The problems don’t let up once they arrive. Not all batteries work in negative 30-degree weather, so getting power for the drones is another headache. Arctic UAV works with its suppliers to get cold weather-suitable batteries, but Ejesiak says much of it is still down to trial and error.
“It’s another challenge: how do you keep things warm when it’s minus 30 out? At that temperature the cables snap like toothpicks.”
To solve the issue, Arctic UAV brings along portable generators and power packs to the field. Ejesiak and his team also do their most to limit the gear’s exposure time to the freezing cold by rigging up heating systems.
The pilots who operate the drones are also local hunters and fishermen, accustomed to traveling hundreds of kilometers in harsh conditions.
“To do this, you need guys who are expert outdoors people, who understand the dangers of being in a remote place,” says Ejesiak, who adds that his team also carry licensed firearms in case they meet polar bears.
“The fact that we’re based in the middle of nowhere in the Arctic, doing world class stuff—I think that really speaks to the expertise that we have. We’re doing stuff that everybody else wants to do. That’s the magic mix.”
Over the last two years, Arctic UAV has also expanded into underwater imaging for a research project by Fisheries and Oceans Canada. They bought a small boat and a new underwater robot that could explore deep waters. The new remotely operated underwater vehicle (ROV) could descend down to 305 meters in frigid waters.
Arctic UAV works with these robot manufacturers and offers them cold weather testing.
“Those types of partnerships are win-win for both companies. We get to try stuff with cool new tech, and they’re able to say that their equipment works in rugged Arctic waters,” Ejesiak explains.
Other surveyance projects include mapping a small harbour site for Pond Inlet (also known as Mittimatalik) a community located on northern Baffin Island in Nunavut.
Their maps captured the differences in height between two points. Using this data, the mapping software could estimate the material volume in a site. In other words, the map could estimate how much dirt and rocks there were to dig up before building began.

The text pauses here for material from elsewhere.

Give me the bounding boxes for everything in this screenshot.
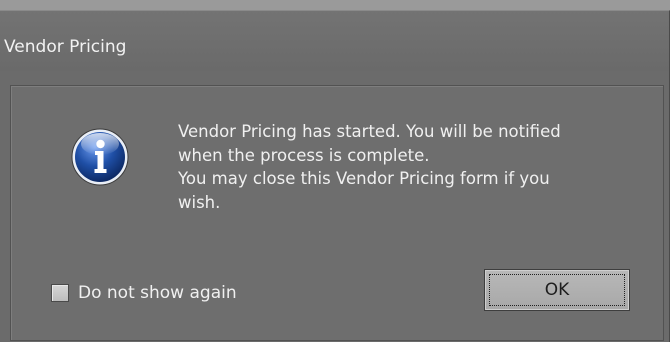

Arctic UAV also use field cameras rigged up with solar panels that take images at regular intervals. Ejesiak and his team control these systems from an old passenger bus they converted into a command centre.
Ejesiak is eager to keep tinkering and innovating with technology. He recently bought 3D printers to make full-colour models of their surveyed areas.
“We don’t want to be the best Indigenous drone company. We want to be the best drone company,” says Ejesiak.
“Tomorrow a competitor might show up and we have to be that much better. We need to have local trained folks, who understand our customers’ needs, delivering in extreme conditions.”
Looking to the future
Working with drones isn’t always smooth sailing. Factoring in the travel time and the tech issues, mistakes can be costly and frustrating. Ejesiak and his pilots have witnessed some spectacular crashes, though luckily never near people.
“We could easily drop $20,000 on a task that doesn’t work. That’s the cost of doing business for us. But that’s what we need to stay on top,” says Ejesiak.
Ejesiak also says that the financing from BDC changed the nature of his business by enabling them to have the cash flow to manage large projects.
“As a small business, you don’t want to run out of money. And when unexpected things happen, it’s really helpful for us to have capital. To be able to hire charter airplanes and to pay people and survive crashes and equipment crashes—it would have been impossible to do without support from BDC.”
Ejesiak believes the days of “fly-in folks”, or people coming north to just do work and leave, are over. Arctic UAV is a proudly local business.
“We want to use smaller systems that we can deploy in communities. We want to train local folks to fly those systems. We want quick deployment and instant imaging, and we want to create beautiful still image and videos that we can share with our communities.”